Jules Jaffe of the Scripps Institution of Oceanography is developing an army of underwater explorers that researchers hope will produce a fine-grained, real-time map of the movements of the sea.
If you’re a scientist who wants to study animals in their natural habitats, the process is simple enough: get a pair of binoculars, find a shady spot to sit, and watch the critters.
Artistic impression of Robots
But what if your quarry lives deep in the ocean — and is so tiny it’s barely visible?
Jules Jaffe, a research oceanographer at the University of California, San Diego’s Scripps Institution of Oceanography, thinks he’s got a solution. With the help of a few million dollars in National Science Foundation funding, Jaffe is developing an army of small, networked, underwater robots that will drift passively along with the ocean’s currents and unobtrusively keep tabs on other things doing likewise, from algae to fish larvae to globules of spilled oil. The ’bots will relay data on what’s happening around them to human beings on the surface, providing unprecedented insight into how tiny organisms and objects travel in the complex welter of sub-surface ocean currents.
“In the ocean, there are these very fragile interactions, and when we bring stuff up to the surface, we disturb those interactions. So what’s really happening down there could be very different from what we think,” says Jaffe, a merry 60-year-old with a thatch of thick silver hair that looks like it was carefully combed a day or two ago. We’re having a lunch of salmon and spinach at a restaurant near his lab on UC San Diego’s coastal campus. “In the ocean, there’s no shortage of things to learn. It’s very complicated, and the diversity of animal life is poorly understood,” Jaffe continues. “But we can now build instruments to actually go down there, look at things in situ, and really figure things out.”
Developing the robots — officially dubbed “autonomous underwater explorers” — poses formidable technical challenges. But Jaffe is used to that; he’s been devising new technologies to gather images from underwater for nearly two decades.

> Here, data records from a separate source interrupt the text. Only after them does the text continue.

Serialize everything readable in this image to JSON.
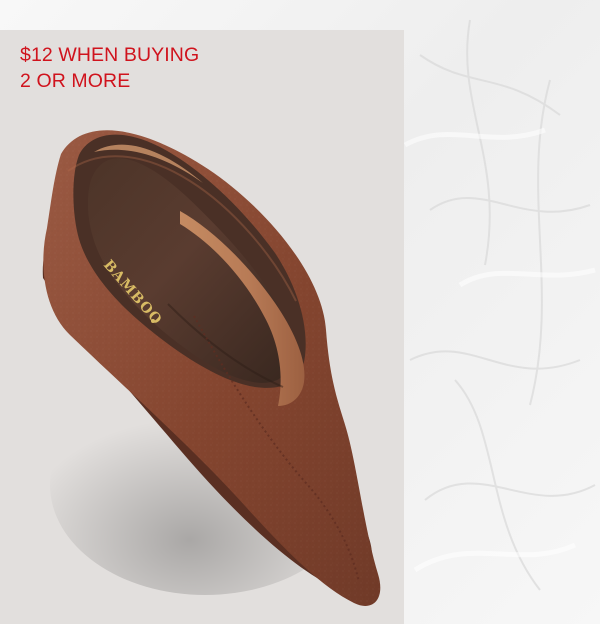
{
  "promo": {
    "line1": "$12 WHEN BUYING",
    "line2": "2 OR MORE",
    "color": "#d0131d"
  },
  "product": {
    "image_subject": "brown suede pointed-toe flat shoe",
    "insole_brand": "BAMBOO"
  },
  "colors": {
    "card_background": "#e2dfdd",
    "page_background": "#f3f3f3",
    "suede": "#8a4b38"
  }
}
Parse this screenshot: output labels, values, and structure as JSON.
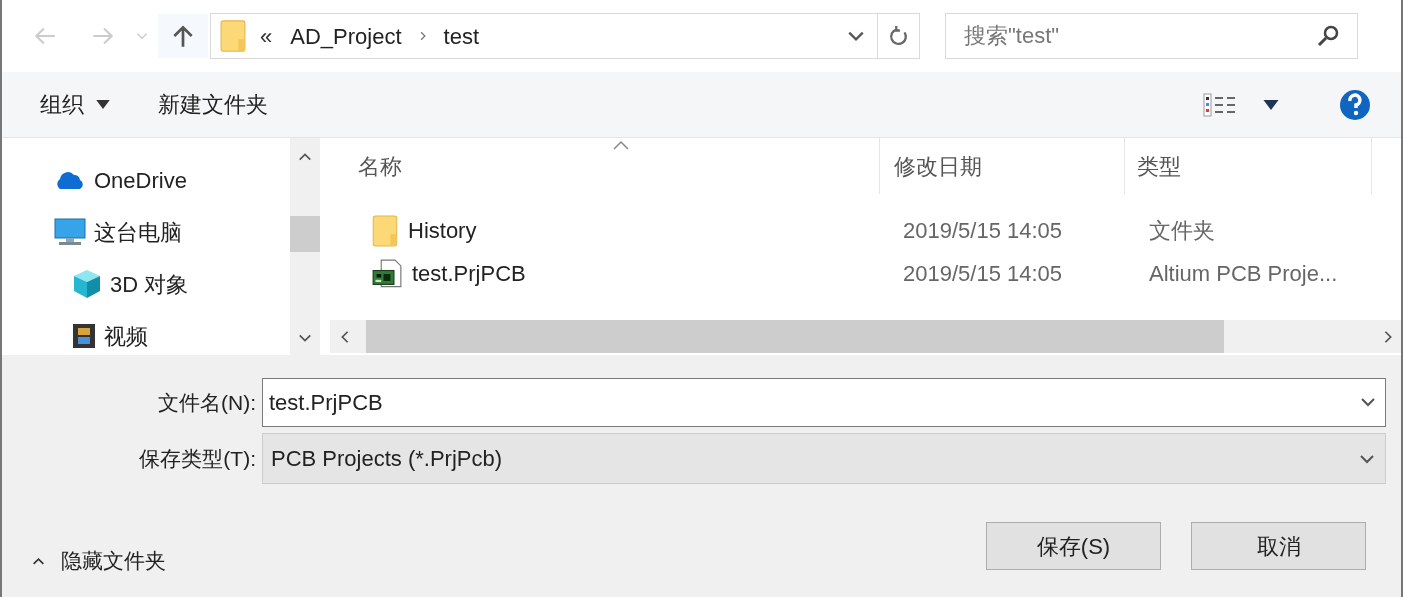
{
  "address": {
    "overflow": "«",
    "segments": [
      "AD_Project",
      "test"
    ]
  },
  "search": {
    "placeholder": "搜索\"test\""
  },
  "toolbar": {
    "organize": "组织",
    "new_folder": "新建文件夹"
  },
  "sidebar": {
    "items": [
      {
        "label": "OneDrive",
        "kind": "cloud"
      },
      {
        "label": "这台电脑",
        "kind": "pc",
        "children": [
          {
            "label": "3D 对象",
            "kind": "cube"
          },
          {
            "label": "视频",
            "kind": "video"
          }
        ]
      }
    ]
  },
  "table": {
    "columns": [
      "名称",
      "修改日期",
      "类型"
    ],
    "rows": [
      {
        "name": "History",
        "modified": "2019/5/15 14:05",
        "type": "文件夹",
        "kind": "folder"
      },
      {
        "name": "test.PrjPCB",
        "modified": "2019/5/15 14:05",
        "type": "Altium PCB Proje...",
        "kind": "pcb"
      }
    ]
  },
  "file_name": {
    "label": "文件名(N):",
    "value": "test.PrjPCB"
  },
  "save_type": {
    "label": "保存类型(T):",
    "value": "PCB Projects (*.PrjPcb)"
  },
  "hide_folders": "隐藏文件夹",
  "buttons": [
    "保存(S)",
    "取消"
  ]
}
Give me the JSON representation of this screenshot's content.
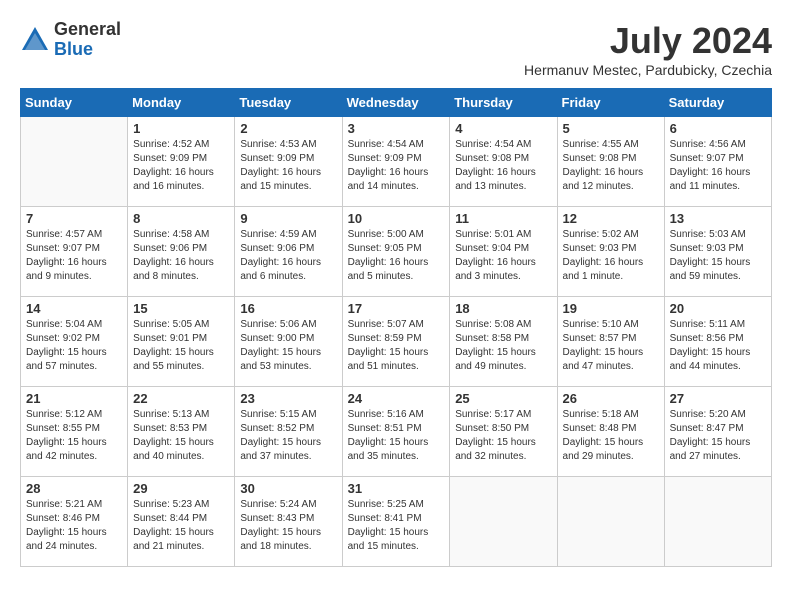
{
  "header": {
    "logo_general": "General",
    "logo_blue": "Blue",
    "month_title": "July 2024",
    "location": "Hermanuv Mestec, Pardubicky, Czechia"
  },
  "weekdays": [
    "Sunday",
    "Monday",
    "Tuesday",
    "Wednesday",
    "Thursday",
    "Friday",
    "Saturday"
  ],
  "weeks": [
    [
      {
        "day": "",
        "info": ""
      },
      {
        "day": "1",
        "info": "Sunrise: 4:52 AM\nSunset: 9:09 PM\nDaylight: 16 hours\nand 16 minutes."
      },
      {
        "day": "2",
        "info": "Sunrise: 4:53 AM\nSunset: 9:09 PM\nDaylight: 16 hours\nand 15 minutes."
      },
      {
        "day": "3",
        "info": "Sunrise: 4:54 AM\nSunset: 9:09 PM\nDaylight: 16 hours\nand 14 minutes."
      },
      {
        "day": "4",
        "info": "Sunrise: 4:54 AM\nSunset: 9:08 PM\nDaylight: 16 hours\nand 13 minutes."
      },
      {
        "day": "5",
        "info": "Sunrise: 4:55 AM\nSunset: 9:08 PM\nDaylight: 16 hours\nand 12 minutes."
      },
      {
        "day": "6",
        "info": "Sunrise: 4:56 AM\nSunset: 9:07 PM\nDaylight: 16 hours\nand 11 minutes."
      }
    ],
    [
      {
        "day": "7",
        "info": "Sunrise: 4:57 AM\nSunset: 9:07 PM\nDaylight: 16 hours\nand 9 minutes."
      },
      {
        "day": "8",
        "info": "Sunrise: 4:58 AM\nSunset: 9:06 PM\nDaylight: 16 hours\nand 8 minutes."
      },
      {
        "day": "9",
        "info": "Sunrise: 4:59 AM\nSunset: 9:06 PM\nDaylight: 16 hours\nand 6 minutes."
      },
      {
        "day": "10",
        "info": "Sunrise: 5:00 AM\nSunset: 9:05 PM\nDaylight: 16 hours\nand 5 minutes."
      },
      {
        "day": "11",
        "info": "Sunrise: 5:01 AM\nSunset: 9:04 PM\nDaylight: 16 hours\nand 3 minutes."
      },
      {
        "day": "12",
        "info": "Sunrise: 5:02 AM\nSunset: 9:03 PM\nDaylight: 16 hours\nand 1 minute."
      },
      {
        "day": "13",
        "info": "Sunrise: 5:03 AM\nSunset: 9:03 PM\nDaylight: 15 hours\nand 59 minutes."
      }
    ],
    [
      {
        "day": "14",
        "info": "Sunrise: 5:04 AM\nSunset: 9:02 PM\nDaylight: 15 hours\nand 57 minutes."
      },
      {
        "day": "15",
        "info": "Sunrise: 5:05 AM\nSunset: 9:01 PM\nDaylight: 15 hours\nand 55 minutes."
      },
      {
        "day": "16",
        "info": "Sunrise: 5:06 AM\nSunset: 9:00 PM\nDaylight: 15 hours\nand 53 minutes."
      },
      {
        "day": "17",
        "info": "Sunrise: 5:07 AM\nSunset: 8:59 PM\nDaylight: 15 hours\nand 51 minutes."
      },
      {
        "day": "18",
        "info": "Sunrise: 5:08 AM\nSunset: 8:58 PM\nDaylight: 15 hours\nand 49 minutes."
      },
      {
        "day": "19",
        "info": "Sunrise: 5:10 AM\nSunset: 8:57 PM\nDaylight: 15 hours\nand 47 minutes."
      },
      {
        "day": "20",
        "info": "Sunrise: 5:11 AM\nSunset: 8:56 PM\nDaylight: 15 hours\nand 44 minutes."
      }
    ],
    [
      {
        "day": "21",
        "info": "Sunrise: 5:12 AM\nSunset: 8:55 PM\nDaylight: 15 hours\nand 42 minutes."
      },
      {
        "day": "22",
        "info": "Sunrise: 5:13 AM\nSunset: 8:53 PM\nDaylight: 15 hours\nand 40 minutes."
      },
      {
        "day": "23",
        "info": "Sunrise: 5:15 AM\nSunset: 8:52 PM\nDaylight: 15 hours\nand 37 minutes."
      },
      {
        "day": "24",
        "info": "Sunrise: 5:16 AM\nSunset: 8:51 PM\nDaylight: 15 hours\nand 35 minutes."
      },
      {
        "day": "25",
        "info": "Sunrise: 5:17 AM\nSunset: 8:50 PM\nDaylight: 15 hours\nand 32 minutes."
      },
      {
        "day": "26",
        "info": "Sunrise: 5:18 AM\nSunset: 8:48 PM\nDaylight: 15 hours\nand 29 minutes."
      },
      {
        "day": "27",
        "info": "Sunrise: 5:20 AM\nSunset: 8:47 PM\nDaylight: 15 hours\nand 27 minutes."
      }
    ],
    [
      {
        "day": "28",
        "info": "Sunrise: 5:21 AM\nSunset: 8:46 PM\nDaylight: 15 hours\nand 24 minutes."
      },
      {
        "day": "29",
        "info": "Sunrise: 5:23 AM\nSunset: 8:44 PM\nDaylight: 15 hours\nand 21 minutes."
      },
      {
        "day": "30",
        "info": "Sunrise: 5:24 AM\nSunset: 8:43 PM\nDaylight: 15 hours\nand 18 minutes."
      },
      {
        "day": "31",
        "info": "Sunrise: 5:25 AM\nSunset: 8:41 PM\nDaylight: 15 hours\nand 15 minutes."
      },
      {
        "day": "",
        "info": ""
      },
      {
        "day": "",
        "info": ""
      },
      {
        "day": "",
        "info": ""
      }
    ]
  ]
}
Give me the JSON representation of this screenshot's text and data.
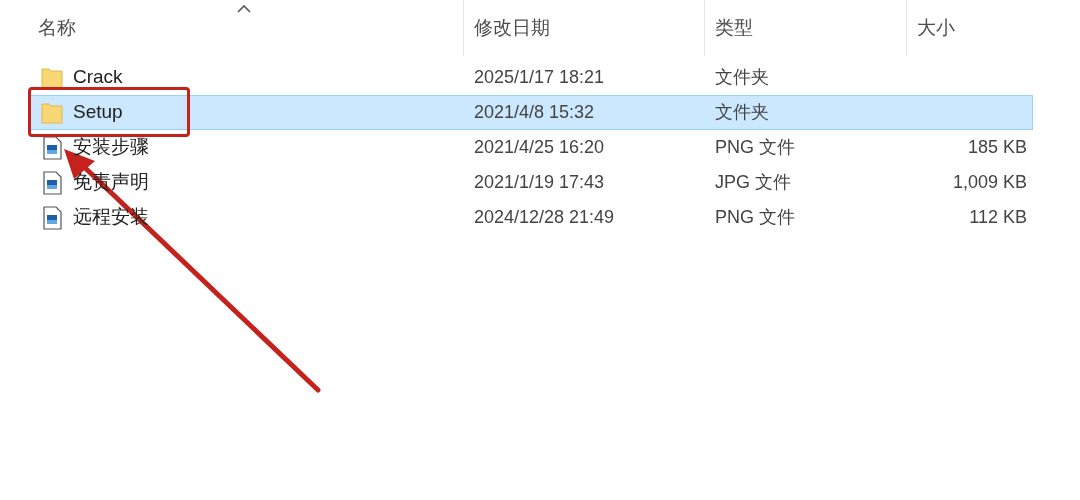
{
  "columns": [
    {
      "label": "名称",
      "sorted": true
    },
    {
      "label": "修改日期",
      "sorted": false
    },
    {
      "label": "类型",
      "sorted": false
    },
    {
      "label": "大小",
      "sorted": false
    }
  ],
  "files": [
    {
      "kind": "folder",
      "name": "Crack",
      "modified": "2025/1/17 18:21",
      "type": "文件夹",
      "selected": false,
      "highlighted": false
    },
    {
      "kind": "folder",
      "name": "Setup",
      "modified": "2021/4/8 15:32",
      "type": "文件夹",
      "selected": true,
      "highlighted": true
    },
    {
      "kind": "image",
      "name": "安装步骤",
      "modified": "2021/4/25 16:20",
      "type": "PNG 文件",
      "size": "185 KB",
      "selected": false,
      "highlighted": false
    },
    {
      "kind": "image",
      "name": "免责声明",
      "modified": "2021/1/19 17:43",
      "type": "JPG 文件",
      "size": "1,009 KB",
      "selected": false,
      "highlighted": false
    },
    {
      "kind": "image",
      "name": "远程安装",
      "modified": "2024/12/28 21:49",
      "type": "PNG 文件",
      "size": "112 KB",
      "selected": false,
      "highlighted": false
    }
  ]
}
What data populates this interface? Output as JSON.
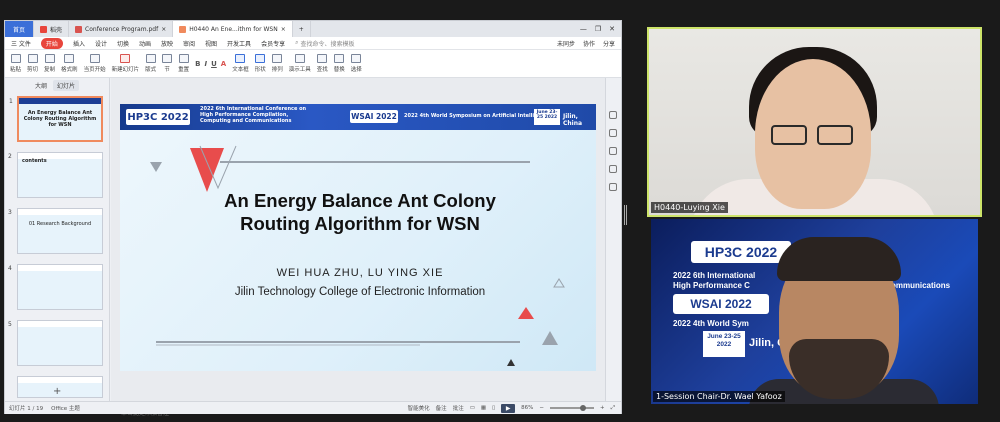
{
  "tabs": [
    {
      "label": "首页"
    },
    {
      "label": "稻壳"
    },
    {
      "label": "Conference Program.pdf"
    },
    {
      "label": "H0440 An Ene...ithm for WSN"
    }
  ],
  "menu": {
    "file": "三 文件",
    "start": "开始",
    "items": [
      "插入",
      "设计",
      "切换",
      "动画",
      "放映",
      "审阅",
      "视图",
      "开发工具",
      "会员专享"
    ],
    "search": "查找命令、搜索模板",
    "right": [
      "未同步",
      "协作",
      "分享"
    ]
  },
  "toolbar": {
    "items": [
      "粘贴",
      "剪切",
      "复制",
      "格式刷",
      "当页开始",
      "新建幻灯片",
      "版式",
      "节",
      "重置",
      "文本框",
      "形状",
      "排列",
      "演示工具",
      "查找",
      "替换",
      "选择"
    ]
  },
  "panel": {
    "outline_tab": "大纲",
    "slides_tab": "幻灯片",
    "thumbs": [
      {
        "num": "1",
        "title": "An Energy Balance Ant Colony Routing Algorithm for WSN"
      },
      {
        "num": "2",
        "title": "contents"
      },
      {
        "num": "3",
        "title": "01 Research Background"
      },
      {
        "num": "4",
        "title": ""
      },
      {
        "num": "5",
        "title": ""
      },
      {
        "num": "6",
        "title": ""
      }
    ],
    "add": "+"
  },
  "slide": {
    "banner_logo": "HP3C 2022",
    "banner_conf": "2022 6th International Conference on High Performance Compilation, Computing and Communications",
    "banner_wsai": "WSAI 2022",
    "banner_wsai_text": "2022 4th World Symposium on Artificial Intelligence",
    "banner_date": "June 23-25 2022",
    "banner_place": "Jilin, China",
    "title": "An Energy Balance Ant Colony Routing Algorithm for WSN",
    "authors": "WEI HUA ZHU, LU YING XIE",
    "institution": "Jilin Technology College of Electronic Information"
  },
  "notes": "单击此处添加备注",
  "status": {
    "slide_count": "幻灯片 1 / 19",
    "theme": "Office 主题",
    "smart": "智能美化",
    "notes_btn": "备注",
    "comment": "批注",
    "zoom": "86%"
  },
  "videos": [
    {
      "name": "H0440-Luying Xie"
    },
    {
      "name": "1-Session Chair-Dr. Wael Yafooz"
    }
  ],
  "video2_bg": {
    "hp3c": "HP3C 2022",
    "line1": "2022 6th International",
    "line2": "High Performance C",
    "line3": "ommunications",
    "wsai": "WSAI 2022",
    "line4": "2022 4th World Sym",
    "date": "June 23-25 2022",
    "place": "Jilin, C"
  },
  "colors": {
    "accent": "#3b6fd8",
    "start": "#e8453c",
    "banner": "#1d3f96",
    "active_speaker": "#cde46a"
  }
}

He stumbled into this rarified niche almost accidentally. The son of Eastern European immigrants, neither of whom made it past high school, Jaffe grew up in Queens, New York, taking full advantage of the pleasures available to a teenager in the 1960s. “There was plenty of sex, drugs, and rock ’n’ roll in high school,” he says. He may be the only Hendrix fan in the world, though, to have walked out of Woodstock. “A friend and I snuck in,” he says. “Everyone was covered with mud, and there wasn’t enough food or bathrooms. I thought it was going to be a disaster. So we left without seeing anyone play,” he says. “I’m really sorry about that.”
As a graduate student in biophysics at the University of California, Berkeley, Jaffe started working extensively with computers. He was hired by a biomedical company that processed digital images of angiograms. But Jaffe found he didn’t like having a boss. He did like sailing, though—a hobby he’d picked up in Berkeley. So when he saw an ad with a picture of a sailboat in an engineering journal calling for someone to do image processing at theWoods Hole Oceanographic Institution in Massachusetts, he thought it would be a great way to get back to academia and have fun.
At Woods Hole, Jaffe worked on a range of systems to gather pictures of life beneath the waves, from adapting then-new digital cameras to work underwater to developing a three-dimensional sonar system he dubbed “Fish TV.” Over the years, Jaffe has applied his techniques to track zooplankton in the Red Sea, protect manatees off the coast of Florida, and to help find the sunken wreck of the Titanic. “There’s so much cool stuff out there, and people just don’t think about putting it in the ocean,” says Jaffe. “And the oceanographers typically aren’t trained in technological innovation.”